Because of this I make the case for a diverse team of varying skill levels. Just as a sushi chef needs its apprentices to blame every day, and the Jedi master had his back covered by some young Padawan, so do your senior or expert team members need the help of the young starter developers. You need your interns for their energy, just as much as they need you for some insight. You should love back your juniors for their efforts, just as much as they love you for giving them a chance. Why? Because otherwise your “aces” will be plagued by boredom.

If you consider that a senior developer, with 10 years of hands on experience, paid at market level, should spend eight hours a day putting data into Smarty templates you are wrong.

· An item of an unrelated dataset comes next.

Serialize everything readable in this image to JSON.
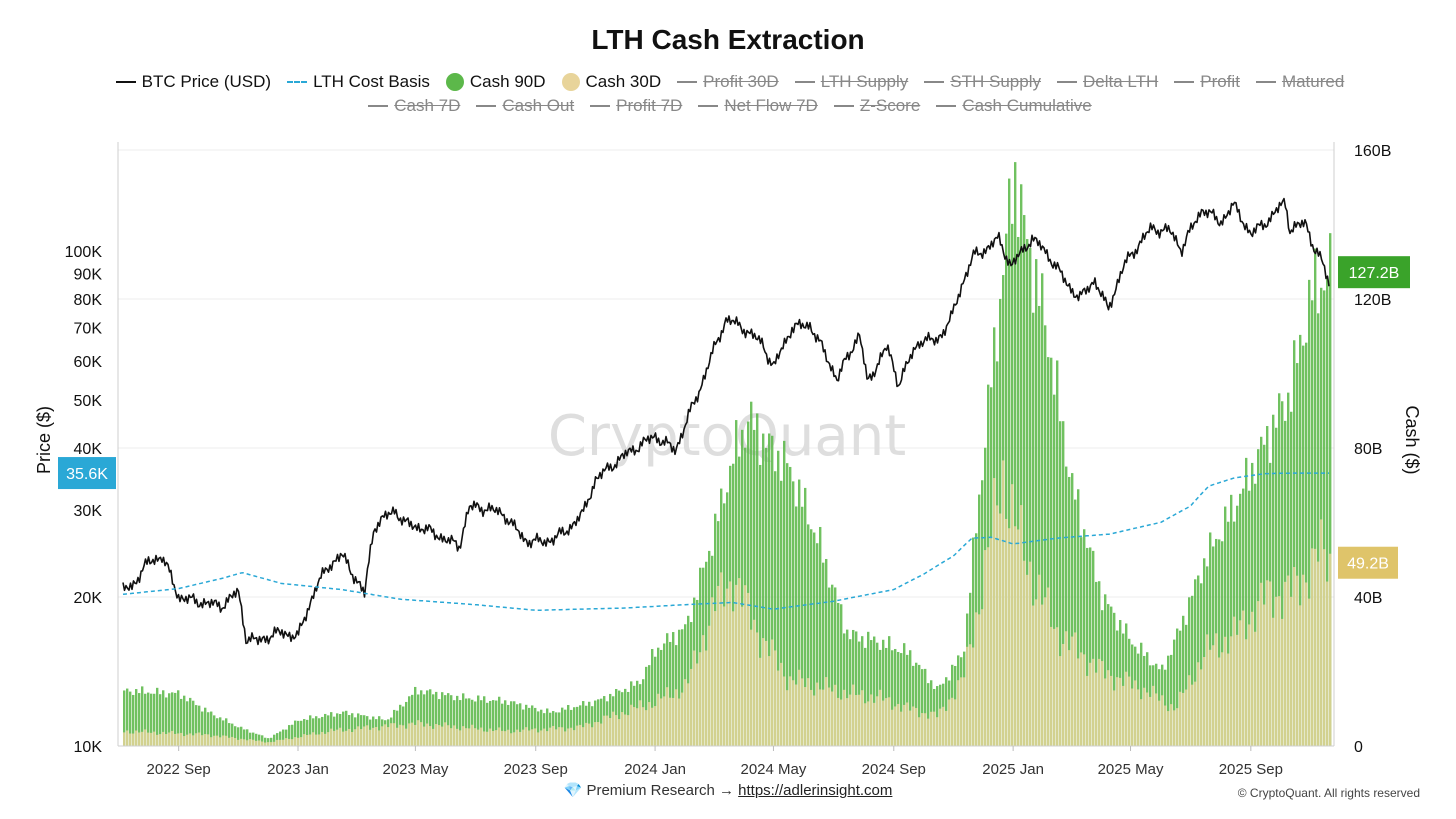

Now some people hide behind the truth and tell you that talented and nice folk do everything it takes to ship and they don’t complain. And it is true, but for heaven’s sake, discern a bit here: there is a ginormous difference between bootstrapping an idea, a hackathon or simply diving in to solve some urgent issues — and churning daily at endless cascades of small tasks that all look like sample chapters from “Web Development for Dummies, the 1999 edition”.

The plague of boredom leaves hard to conceal scars on your product.

Sometimes is utterly impossible architectures (since there is nothing else interesting i’ll architect the hell out of this form validation class), other times is simply plain mistakes because of self assured code churning (oh, yes, security trough obscurity is a great idea).

Currently simply browsing around job boards shows the need for juniors is close to non existent. Yet from Bill to Zuck every big shot invites people to learn coding. How are they, all these people learning to code, gonna become anything more than more weight on the industry’s median salary, if nobody teaches them anything? The published stats of the age of Stack Overflow contributors stats clearly show the value experience brings, and it also shows the huge energy discrepancy between young developers and their older brethren. Nevertheless internships are far more present than entry level positions probably because internships are not paid. And then the interns should become at least mid level on their own?

If you consider that you don’t have the time to train people: you are wrong again. You do not train anyone really, what are they dogs? People learn and your only objective is to get eager or fast learners, or, ideally, both. It doesn’t change a lot if you have the young, rushed startup or the monolithic enterprise vibe, having juniors and mid levelers will definitely bring in, well, kind of like the spring: energy and “an unquenchable thirst” for the future.